That gives you two useful authoring patterns:
- check small fixtures into the pack and refer to them by path
- attach previously uploaded workspace artifacts and refer to them by
artifact_id
Validation already checks that asset references are real. If a case or expectation points at an artifact key that was never declared, publish-time validation fails.

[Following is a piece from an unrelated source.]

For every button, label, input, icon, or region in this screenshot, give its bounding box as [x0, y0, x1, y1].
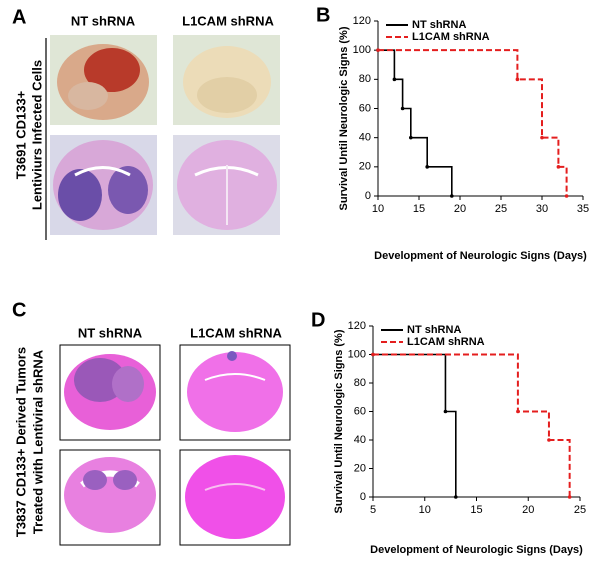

Publish and validate are first-class workflow steps
The API and CLI already expose the authoring loop directly:
- validate with
POST /v1/workspaces/{workspaceID}/challenge-packs/validate - publish with
POST /v1/workspaces/{workspaceID}/challenge-packs - list packs with
GET /v1/workspaces/{workspaceID}/challenge-packs - list published input sets with
GET /v1/workspaces/{workspaceID}/challenge-pack-versions/{versionID}/input-sets
The CLI mirrors that with:
agentclash challenge-pack validate <file>
agentclash challenge-pack publish <file>
agentclash challenge-pack list
Publish returns more than a pack ID. It returns:
challenge_pack_idchallenge_pack_version_idevaluation_spec_idinput_set_ids- optional
bundle_artifact_id
That tells you the pack bundle is treated as a concrete artifact of record, not just transient YAML.
How a pack becomes a run
A run binds:
- one
challenge_pack_version_id - one or more deployment IDs
- optionally one selected input set
From there the worker resolves the pack manifest, execution policy, assets, and scoring contract into the runtime path.
That is why challenge packs are foundational in AgentClash. They are the unit that makes two runs comparable without hand-waving.